The pedophilia smear put the lie to Republicans’ assurances that they would conduct the hearings with dignity.


“We won’t try to turn this into a spectacle,” proposed Sen. Charles E. Grassley (Iowa), the committee’s ranking Republican.


“It won’t be a circus,” promised Sen. Lindsey O. Graham (S.C.).


Even Sen. Ted Cruz (Tex.), a regular ringmaster, said “this will not be a political circus.”


Then the clown car rolled in. Republicans used their opening statements to portray Jackson, the first Black woman nominated to the high court, as not just a pedophile enabler but also a terrorist sympathizer with a “hidden agenda” to indoctrinate Americans with the “racist vitriol” of critical race theory.


Just one minute into the first remarks by a Republican on Monday, Grassley congratulated Republicans in the audience for their civility. “We’re off to a very good start. Unlike the start to the Kavanaugh hearings, we didn’t have repeated, choreographed interruptions. … Democrats interrupted me for more than an hour during my opening statement.”


Graham echoed that, during the Kavanaugh hearings, “Chairman Grassley couldn’t get the first word out of his mouth before they shut down the place. … I hope that doesn’t happen.”


Sen. Ben Sasse (R-Neb.) agreed that “it’s at least good that this one got kicked off without a bunch of yokels having to be arrested and carried from the room.”


There was a good reason for that: As the senators surely knew, the Jackson confirmation hearing is entirely closed to the public. There are only 26 seats for the press (one-third the usual number) and 60 for senators’ personal guests.


The only yokels in the hearing room were on the dais.


Sen. John Cornyn (R-Tex.) scolded Jackson, a former public defender, for the way she represented “people who have committed terrorist acts against the United States,” saying her “zealous advocacy has gone beyond the pale.”


Sen. Tom Cotton (R-Ark.) seemed to be trying to associate the nominee with a host of evils in an inchoate tirade about “anarchists, rioters and left-wing street militias,” the “breakdown of society,” and “Soros prosecutors” who “destroy our criminal justice system from within.”

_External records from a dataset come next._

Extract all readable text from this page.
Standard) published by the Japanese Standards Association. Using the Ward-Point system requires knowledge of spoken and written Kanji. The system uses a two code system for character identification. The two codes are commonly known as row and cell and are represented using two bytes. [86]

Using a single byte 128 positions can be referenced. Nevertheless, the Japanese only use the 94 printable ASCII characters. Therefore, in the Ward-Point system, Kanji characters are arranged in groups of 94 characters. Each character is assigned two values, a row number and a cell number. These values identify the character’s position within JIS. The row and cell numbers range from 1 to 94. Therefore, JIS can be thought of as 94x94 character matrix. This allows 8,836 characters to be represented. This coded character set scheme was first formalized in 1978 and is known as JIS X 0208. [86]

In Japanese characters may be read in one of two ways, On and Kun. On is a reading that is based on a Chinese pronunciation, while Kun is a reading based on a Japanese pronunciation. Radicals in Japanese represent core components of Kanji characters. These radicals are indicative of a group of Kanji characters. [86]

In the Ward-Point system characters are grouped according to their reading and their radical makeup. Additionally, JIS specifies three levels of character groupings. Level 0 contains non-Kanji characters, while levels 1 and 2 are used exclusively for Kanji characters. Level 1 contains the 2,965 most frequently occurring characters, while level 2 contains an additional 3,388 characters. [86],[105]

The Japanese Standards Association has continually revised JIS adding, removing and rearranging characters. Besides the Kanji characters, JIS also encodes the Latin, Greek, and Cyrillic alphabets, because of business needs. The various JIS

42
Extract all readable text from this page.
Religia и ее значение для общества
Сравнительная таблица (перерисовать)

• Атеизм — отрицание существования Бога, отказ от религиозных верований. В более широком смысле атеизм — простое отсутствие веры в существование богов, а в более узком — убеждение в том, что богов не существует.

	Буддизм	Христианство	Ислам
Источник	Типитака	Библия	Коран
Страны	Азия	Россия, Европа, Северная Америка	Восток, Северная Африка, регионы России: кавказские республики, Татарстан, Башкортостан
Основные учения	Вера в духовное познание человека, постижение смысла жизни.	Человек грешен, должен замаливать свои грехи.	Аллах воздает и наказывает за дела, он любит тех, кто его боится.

Sen. Marsha Blackburn (Tenn.), the final Republican to speak, accused Jackson of providing “free legal services to help terrorists get out of Gitmo and go back to the fight,” supporting “the radical left’s attempt to pack the Supreme Court” and harboring a “hidden agenda … to let violent criminals, cop killers and child predators back to the streets.”


As the Republican National Committee sent out multiple press releases during the hearing trying to tie Jackson to the phantom menace of critical race theory, Blackburn suggested that the Black nominee sees the United States as a “fundamentally racist country” and has a “personal hidden agenda to incorporate critical race theory into our legal system.”


Republicans were right. When you mix race-baiting with slanderous accusations about terrorists and pedophiles, it’s not a circus. It’s an auto-da-fé.